In general, eval is not what you want when performance is critical.
Timings from a Dell Vostro; your milage may vary, but the ratios not.
I tried to get the net execution times, by measuring the empty loop time and subtracting;
also, I ran the tests 10 times and took the best times, to eliminate OS/network/disk/email or whatever disturbances. However, I did not really care for a load-free machine.
The measure code was (replaced the second timesRepeat-arg with the stuff above):
callFoo2
|t1 t2|
t1 :=
TimeDuration toRun:[
100000000 timesRepeat:[]
].
t2 :=
TimeDuration toRun:[
100000000 timesRepeat:[self foo:123]
].
Transcript showCR:t2-t1
EDIT:
PS: I forgot to mention: these are the times from within the IDE (i.e. bytecode-jitted execution). Statically compiled code (using the stc-compiler) will generally be a bit faster (20-30%) on these low-level micro benchmarks, due to a better register allocation algorithm.

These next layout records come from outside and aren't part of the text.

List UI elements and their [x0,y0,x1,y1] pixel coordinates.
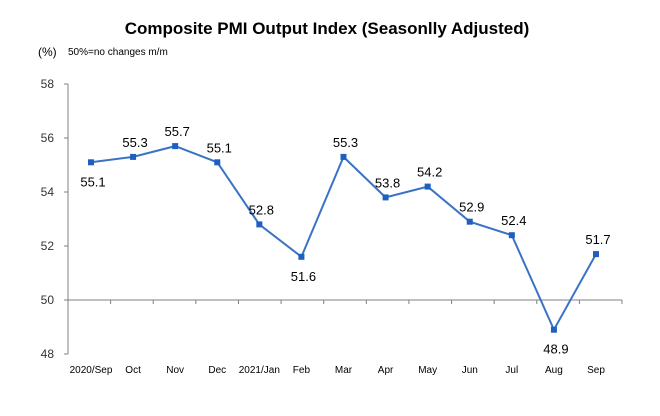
data-label: 52.4 [501,213,526,228]
data-point [130,153,137,160]
data-point [88,159,94,166]
data-point [256,221,263,228]
data-point [466,218,473,225]
data-label: 55.3 [333,135,358,150]
data-point [340,153,347,160]
x-tick-label: Sep [587,365,605,376]
data-point [424,183,431,190]
data-point [298,253,305,260]
data-label: 55.1 [207,140,232,155]
data-label: 54.2 [417,165,442,180]
x-tick-label: Jun [462,365,478,376]
series-line [90,145,597,332]
x-tick-label: Oct [125,365,141,376]
data-label: 51.7 [585,232,610,247]
x-tick-label: Nov [166,365,184,376]
y-axis: 48 50 52 54 56 58 [41,77,69,361]
x-tick-label: Jul [505,365,518,376]
x-tick-label: Feb [293,365,311,376]
series [88,143,599,333]
data-labels: 55.1 55.3 55.7 55.1 52.8 51.6 55.3 53.8 54.2 52.9… [80,124,610,357]
x-tick-label: May [418,365,437,376]
x-axis: 2020/Sep Oct Nov Dec 2021/Jan Feb Mar Apr May Jun… [67,299,623,376]
x-tick-label: 2020/Sep [70,365,113,376]
y-tick-label: 58 [41,77,55,91]
baseline-note: 50%=no changes m/m [68,47,168,58]
data-point [593,251,599,258]
x-tick-label: Aug [545,365,563,376]
data-label: 53.8 [375,175,400,190]
y-tick-label: 48 [41,347,55,361]
x-tick-label: Apr [378,365,394,376]
y-tick-label: 50 [41,293,55,307]
y-tick-label: 52 [41,239,55,253]
data-label: 55.1 [80,174,105,189]
data-label: 55.3 [122,135,147,150]
data-point [550,326,557,333]
data-label: 52.9 [459,200,484,215]
data-point [172,143,179,150]
data-point [382,194,389,201]
data-label: 55.7 [165,124,190,139]
data-label: 51.6 [291,269,316,284]
y-axis-unit: (%) [38,45,57,59]
y-tick-label: 54 [41,185,55,199]
data-point [214,159,221,166]
x-tick-label: Dec [208,365,226,376]
x-tick-label: 2021/Jan [239,365,280,376]
data-label: 52.8 [249,202,274,217]
data-label: 48.9 [543,342,568,357]
x-tick-label: Mar [335,365,353,376]
chart-title: Composite PMI Output Index (Seasonlly Ad… [125,19,530,38]
data-point [508,232,515,239]
y-tick-label: 56 [41,131,55,145]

EDIT: I tried to reproduce these numbers the other day, but got completely different results (8ns for the simple call, but 9ns for the perform). So be very careful with these micro-timings, as they run completely out of the first-level cache (and empty messages even omit the context setup, or get inlined) - they are usually not very representative of the overall performance.